Office Hours — What patterns work best for aggregating results when retrieval-augmented generation approaches fail in agentic systems?

What patterns work best for aggregating results when retrieval-augmented generation approaches fail in agentic systems?

RAG failures in agent contexts are qualitatively different from RAG failures in static QA systems. When an agent hits a retrieval dead end, it doesn’t just produce a worse answer—it can misinterpret silence as permission to hallucinate, backtrack into loops, or waste token budget on futile retries. You need aggregation patterns that degrade gracefully and signal failure explicitly rather than masking it.

The Core Problem: RAG Failure Modes in Agents

Standard RAG assumes a retrieval-then-generation pipeline. Agents assume iterative refinement. When retrieval fails silently in an agent loop, the agent doesn’t know it’s working from nothing and can confidently generate plausible falsehoods. A static RAG system returns a bad answer once. An agent returns bad answers repeatedly, refining them based on hallucinated feedback.

The issue compounds because agentic systems often chain retrievals across heterogeneous sources—internal docs, APIs, databases, external search. Any one source failing doesn’t halt the agent; it just reduces signal and increases noise in the aggregate.

Pattern 1: Explicit Retrieval Confidence Scoring

Before aggregating results, require the retrieval layer to emit a confidence score for each source. When confidence falls below a threshold, mark that source as unreliable and either exclude it or flag it for human review.

def retrieve_with_confidence(query: str, sources: List[str]) -> List[dict]:
    results = []
    for source in sources:
        docs = source.retrieve(query)
        # Compute confidence: BM25 score + semantic similarity + source freshness
        confidence = compute_confidence(
            bm25_score=docs[0].score if docs else 0,
            semantic_similarity=embed_similarity(query, docs),
            source_staleness=time.time() - docs[0].metadata['updated'],
            source_reliability=source.historical_accuracy()
        )
        if confidence > CONFIDENCE_THRESHOLD:
            results.append({
                'docs': docs,
                'source': source.name,
                'confidence': confidence
            })
        else:
            results.append({
                'docs': [],
                'source': source.name,
                'confidence': confidence,
                'status': 'BELOW_THRESHOLD'
            })
    return results

When the agent sees that a source failed confidence checks, it can decide to retry with different keywords, escalate to a human, or skip that source entirely. The key is making failure observable.

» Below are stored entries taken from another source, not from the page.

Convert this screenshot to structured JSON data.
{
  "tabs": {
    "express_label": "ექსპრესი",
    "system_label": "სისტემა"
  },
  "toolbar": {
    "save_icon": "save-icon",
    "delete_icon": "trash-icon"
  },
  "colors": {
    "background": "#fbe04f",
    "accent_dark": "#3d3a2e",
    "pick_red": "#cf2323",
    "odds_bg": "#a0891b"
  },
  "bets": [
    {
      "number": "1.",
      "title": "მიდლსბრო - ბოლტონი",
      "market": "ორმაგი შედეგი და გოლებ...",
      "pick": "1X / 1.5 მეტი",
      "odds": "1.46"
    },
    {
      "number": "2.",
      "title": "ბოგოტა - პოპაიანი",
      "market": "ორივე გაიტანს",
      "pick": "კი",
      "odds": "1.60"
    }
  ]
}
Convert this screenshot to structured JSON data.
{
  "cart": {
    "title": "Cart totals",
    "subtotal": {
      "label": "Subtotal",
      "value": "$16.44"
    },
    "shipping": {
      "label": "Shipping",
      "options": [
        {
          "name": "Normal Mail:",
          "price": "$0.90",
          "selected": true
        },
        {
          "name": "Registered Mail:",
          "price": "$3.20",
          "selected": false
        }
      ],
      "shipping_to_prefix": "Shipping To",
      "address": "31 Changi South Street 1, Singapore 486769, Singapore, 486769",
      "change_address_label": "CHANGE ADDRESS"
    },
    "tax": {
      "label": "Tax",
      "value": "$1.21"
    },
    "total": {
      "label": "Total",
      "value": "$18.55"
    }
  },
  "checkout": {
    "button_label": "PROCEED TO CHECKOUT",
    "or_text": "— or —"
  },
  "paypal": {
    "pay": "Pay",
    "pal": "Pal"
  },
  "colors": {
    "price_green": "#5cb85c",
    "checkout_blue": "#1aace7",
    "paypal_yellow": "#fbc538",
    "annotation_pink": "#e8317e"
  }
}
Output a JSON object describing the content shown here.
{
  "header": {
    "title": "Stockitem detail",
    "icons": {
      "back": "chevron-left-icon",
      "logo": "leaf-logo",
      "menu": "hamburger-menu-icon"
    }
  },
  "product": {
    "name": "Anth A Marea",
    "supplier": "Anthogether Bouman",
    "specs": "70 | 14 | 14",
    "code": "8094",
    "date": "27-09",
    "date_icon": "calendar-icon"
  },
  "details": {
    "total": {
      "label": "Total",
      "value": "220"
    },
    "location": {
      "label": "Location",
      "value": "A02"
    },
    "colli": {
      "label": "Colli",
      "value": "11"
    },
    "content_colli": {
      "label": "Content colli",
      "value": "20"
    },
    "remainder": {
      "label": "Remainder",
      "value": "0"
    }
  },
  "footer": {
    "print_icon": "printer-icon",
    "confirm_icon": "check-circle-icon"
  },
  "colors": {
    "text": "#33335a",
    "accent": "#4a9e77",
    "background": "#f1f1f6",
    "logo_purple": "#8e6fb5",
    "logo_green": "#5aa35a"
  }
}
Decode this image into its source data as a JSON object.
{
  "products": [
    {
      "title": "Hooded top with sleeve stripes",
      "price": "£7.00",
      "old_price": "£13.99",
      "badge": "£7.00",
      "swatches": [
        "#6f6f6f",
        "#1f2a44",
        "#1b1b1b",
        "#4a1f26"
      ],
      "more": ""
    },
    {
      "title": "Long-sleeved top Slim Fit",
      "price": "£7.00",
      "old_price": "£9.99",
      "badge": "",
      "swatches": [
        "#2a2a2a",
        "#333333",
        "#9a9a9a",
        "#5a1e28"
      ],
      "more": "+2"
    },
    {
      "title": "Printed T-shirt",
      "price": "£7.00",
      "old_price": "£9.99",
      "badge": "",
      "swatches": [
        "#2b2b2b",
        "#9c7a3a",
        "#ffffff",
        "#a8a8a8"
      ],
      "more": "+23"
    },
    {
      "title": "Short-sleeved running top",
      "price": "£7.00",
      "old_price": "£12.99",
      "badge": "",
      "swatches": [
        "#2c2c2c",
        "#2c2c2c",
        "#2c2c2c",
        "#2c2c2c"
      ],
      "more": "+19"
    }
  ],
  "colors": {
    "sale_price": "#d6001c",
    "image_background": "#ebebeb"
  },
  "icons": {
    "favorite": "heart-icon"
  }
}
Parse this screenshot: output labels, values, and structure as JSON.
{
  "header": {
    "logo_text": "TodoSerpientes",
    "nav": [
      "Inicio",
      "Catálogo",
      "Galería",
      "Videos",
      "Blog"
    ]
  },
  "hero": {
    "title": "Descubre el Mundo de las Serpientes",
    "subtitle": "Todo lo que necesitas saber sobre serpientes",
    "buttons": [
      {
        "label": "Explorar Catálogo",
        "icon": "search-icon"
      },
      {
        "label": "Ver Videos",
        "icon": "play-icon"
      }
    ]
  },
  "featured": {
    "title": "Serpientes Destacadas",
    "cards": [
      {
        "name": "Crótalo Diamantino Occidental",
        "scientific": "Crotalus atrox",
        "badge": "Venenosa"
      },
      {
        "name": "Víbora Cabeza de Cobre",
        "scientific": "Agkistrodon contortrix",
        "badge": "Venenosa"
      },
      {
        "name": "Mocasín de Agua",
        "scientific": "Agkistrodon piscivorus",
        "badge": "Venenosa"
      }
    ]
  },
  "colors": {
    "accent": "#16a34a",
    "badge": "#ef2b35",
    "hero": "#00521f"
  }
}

Pattern 2: Consensus-Based Aggregation

If you’re pulling from multiple sources (docs, APIs, databases), aggregate by requiring agreement across sources before the agent acts on a result. If source A says “the API rate limit is 100 req/s” but sources B and C say “1000 req/s”, the agent shouldn’t confidently pick one.

def aggregate_with_consensus(results: List[dict], query: str) -> dict:
    # Group results by semantic equivalence (embedding clustering)
    clusters = cluster_results_semantically(results)
    
    # Find the consensus cluster (most sources agree)
    consensus = max(clusters, key=lambda c: len(c['sources']))
    
    # Return only if consensus is strong enough
    if len(consensus['sources']) / len(results) >= CONSENSUS_THRESHOLD:
        return {
            'answer': consensus['answer'],
            'confidence': len(consensus['sources']) / len(results),
            'sources': consensus['sources'],
            'dissenting': [c for c in clusters if c != consensus]
        }
    else:
        return {
            'answer': None,
            'confidence': 0,
            'status': 'NO_CONSENSUS',
            'clusters': clusters  # Let agent see the split opinion
        }

This forces the agent to see when sources contradict rather than averaging conflicting information into plausibility.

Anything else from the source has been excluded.